O Datafolha também perguntou por que os eleitores escolhem determinado candidato. 64% afirmaram que votam pelas propostas, enquanto 28% disseram que a intenção é impedir a vitória de outro concorrente.
Lula e Flávio chegam ao segundo turno praticamente empatados
Se a eleição avançasse para um segundo turno entre Lula e Flávio Bolsonaro, a disputa permaneceria aberta. Lula aparece com 46%, contra 44% de Flávio Bolsonaro. Brancos e nulos somam 8%, enquanto 1% está indeciso. O resultado é o mesmo registrado na pesquisa anterior.

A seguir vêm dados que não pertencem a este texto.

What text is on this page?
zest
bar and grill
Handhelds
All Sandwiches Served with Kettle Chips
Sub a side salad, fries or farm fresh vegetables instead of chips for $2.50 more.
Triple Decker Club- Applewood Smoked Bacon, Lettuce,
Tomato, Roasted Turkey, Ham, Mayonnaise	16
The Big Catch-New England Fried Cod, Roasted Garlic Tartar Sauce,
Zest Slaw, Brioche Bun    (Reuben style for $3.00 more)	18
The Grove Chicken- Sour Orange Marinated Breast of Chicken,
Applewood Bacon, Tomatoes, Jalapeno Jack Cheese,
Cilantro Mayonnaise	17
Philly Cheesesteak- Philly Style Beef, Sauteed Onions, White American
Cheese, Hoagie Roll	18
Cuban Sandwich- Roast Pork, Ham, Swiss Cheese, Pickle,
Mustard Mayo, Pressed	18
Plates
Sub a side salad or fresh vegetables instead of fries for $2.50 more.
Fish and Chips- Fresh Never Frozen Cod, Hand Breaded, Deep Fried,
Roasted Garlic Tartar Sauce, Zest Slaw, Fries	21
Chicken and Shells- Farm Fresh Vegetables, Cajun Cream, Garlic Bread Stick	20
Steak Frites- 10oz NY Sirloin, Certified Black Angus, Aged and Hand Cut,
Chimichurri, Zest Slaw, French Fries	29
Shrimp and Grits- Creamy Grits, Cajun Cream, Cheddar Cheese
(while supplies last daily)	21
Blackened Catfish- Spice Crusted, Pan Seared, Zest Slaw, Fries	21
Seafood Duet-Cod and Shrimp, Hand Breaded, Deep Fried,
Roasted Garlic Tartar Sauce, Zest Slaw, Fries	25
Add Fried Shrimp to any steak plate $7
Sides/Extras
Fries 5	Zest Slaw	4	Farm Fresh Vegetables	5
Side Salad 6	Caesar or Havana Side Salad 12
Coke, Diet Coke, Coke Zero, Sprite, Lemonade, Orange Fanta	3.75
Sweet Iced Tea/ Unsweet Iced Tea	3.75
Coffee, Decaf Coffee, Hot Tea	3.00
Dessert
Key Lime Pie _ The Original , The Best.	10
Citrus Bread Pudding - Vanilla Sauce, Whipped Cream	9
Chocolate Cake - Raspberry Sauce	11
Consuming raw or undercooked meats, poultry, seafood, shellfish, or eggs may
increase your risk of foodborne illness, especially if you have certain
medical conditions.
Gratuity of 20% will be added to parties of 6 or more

O Datafolha também testou Lula contra outros candidatos. O presidente aparece com 45% contra 43% de Augusto Cury; 46% contra 41% de Ronaldo Caiado; 48% contra 39% de Romeu Zema; e 48% contra 37% de Renan Santos.
Votos válidos colocam Lula com 43% e Flávio com 38%
Pela primeira vez nesta eleição, o Datafolha também apresentou os resultados em votos válidos, cálculo que exclui brancos, nulos e indecisos.
Nesse formato, sem Pablo Marçal, Lula aparece com 43% e Flávio Bolsonaro com 38%. Augusto Cury tem 6%, Caiado 4%, Renan Santos 3% e Zema 2%. Os demais candidatos ficam em 1% ou abaixo disso.
Em um cenário que inclui Pablo Marçal, Lula registra 42% dos votos válidos e Flávio 37%. Marçal aparece com 2%.
Uma eleição ainda aberta
Os números mostram uma eleição presidencial marcada por duas características simultâneas: Lula continua liderando nacionalmente o primeiro turno, mas Flávio Bolsonaro reduziu a diferença e apresenta vantagens expressivas em segmentos importantes do eleitorado.
O mapa regional evidencia uma forte concentração de Lula no Nordeste e uma presença competitiva de Flávio no Sul, Sudeste e no bloco Norte/Centro-Oeste. A renda, a religião e o gênero também produzem diferenças consideráveis, enquanto a divisão por idade apresenta um quadro mais equilibrado.
A situação fica ainda mais competitiva quando se olha para o segundo turno: os 46% de Lula contra 44% de Flávio estão dentro da margem de erro e configuram empate técnico. Portanto, embora Lula mantenha a liderança no primeiro turno, a pesquisa não apresenta um cenário de vitória consolidada para nenhum dos dois principais nomes.
Com 23 dias restantes até o primeiro turno, o Datafolha desenha uma corrida eleitoral na qual quatro pontos de vantagem nacional convivem com diferenças muito maiores em determinados grupos sociais e regiões. E, diante de um segundo turno tecnicamente empatado, cada segmento ainda disponível para mudança pode assumir peso decisivo na reta final da eleição brasileira.